Blue Lake turns green with funding
- Shannon Wells
- Gresham Outlook - News
Metro approves $10.6 million for Blue Lake Park golf, nature center
If all goes as planned, both experienced and novice golfers will have a new option for hitting the links in East County by summer 2012.
The Metro regional government council budgeted $10.6 million to complete design, engineering and construction of an environmentally focused nature and golf learning center at Blue Lake Regional Park in Fairview. Final approval is set for Thursday, June 25, with the adoption of Metro's budget.
The master plan includes a nine-hole family golf course, six-hole pitch-and-putt course, golf and operations building and covered driving range. Plans also call for replacing the aging Lake House event center and restoring a wetland area among other improvements.
The Nature and Golf Learning Center will be designed to protect and improve water quality, wildlife and native habitat, Metro officials said. The center will offer educational programs, while the golf courses will be geared toward individuals of all ages and abilities.
Designers have located holes to respect the environment and the area's American Indian history and have routed the course design to incorporate river, lake and wetland views while contributing to their protection, said Metro Councilor Rod Park.
'Its focus on improving the environment as well as making the game of golf available to a wider range of people makes the (center) the first of its kind in the Northwest and a true community resource,' he said. 'Non-golfers, especially youth, can learn from the game's integrity, and more experienced players can improve their game in a setting that places high regard on the nature of the area.'
The 300-person capacity event center that would replace the 110-person capacity Lake House, which is used for about 30 weddings each year, is likely to attract a wider variety of events and conferences, Park noted.
'It's a very exciting project, one we hope will enhance the livability of East County,' he said. 'It's a great family opportunity.'
Metro unveiled a plan in late 2006 for the 85 acres it owns east of Blue Lake Road. Charged with protecting open spaces as part of its mission, Metro officials say the project will enhance natural habitat.
'It's a high priority to manage this project with a high level of environmental stewardship,' said Teri Dresler, Metro Parks' deputy director of operations. 'This would bring back that wetland habitat.'
Located in an undeveloped parcel, the golf course plan calls for minimal water usage and no harmful chemicals to maintain the greens.

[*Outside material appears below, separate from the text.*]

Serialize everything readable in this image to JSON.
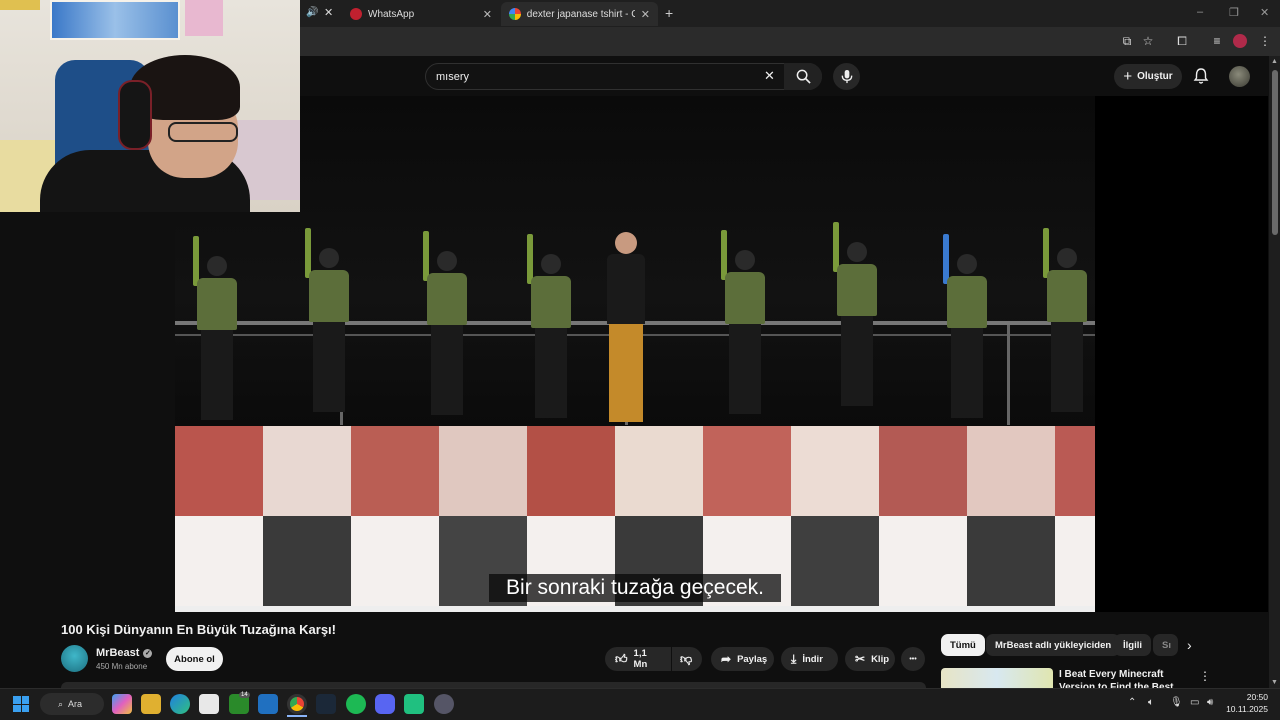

Because no direct streams feed the 64-acre lake, the land-locked impoundment suffers from algae growth and other factors contributing to lowered water quality. This was partially mitigated in the past year or so by the experimental introduction of solar-powered water circulators called 'Solar Bees.'
The three circulators were purchased from their manufacturer, which had loaned them to gauge results, this spring through a partnership between Metro and the Blue Lake Improvement Association.
As a further improvement to water quality, Metro officials plan to employ a system in which the golf course is watered from the lake and fresh water is pumped into the lake to create a more natural circulation of water.
Metro awarded the design and construction contract to Waterleaf/Design Works of Portland.
The project will be funded through general obligation bonds similar to those that fueled renovations of the Portland Exposition Center in the mid-1990s, Park said. The Blue Lake bonds will be paid back through user fees.
'The users of that facility will end up paying the tab' for the bonds, he said.
Blue Lake Regional Park is open from 8 a.m. to legal sunset every day except Dec. 25 and Jan. 1.
During the 223rd Avenue underpass construction project, drivers should use Fairview Parkway/207th Avenue or 238th Avenue to access Blue Lake Drive off Sandy Boulevard. There is a $5 entry fee per vehicle to visit the park.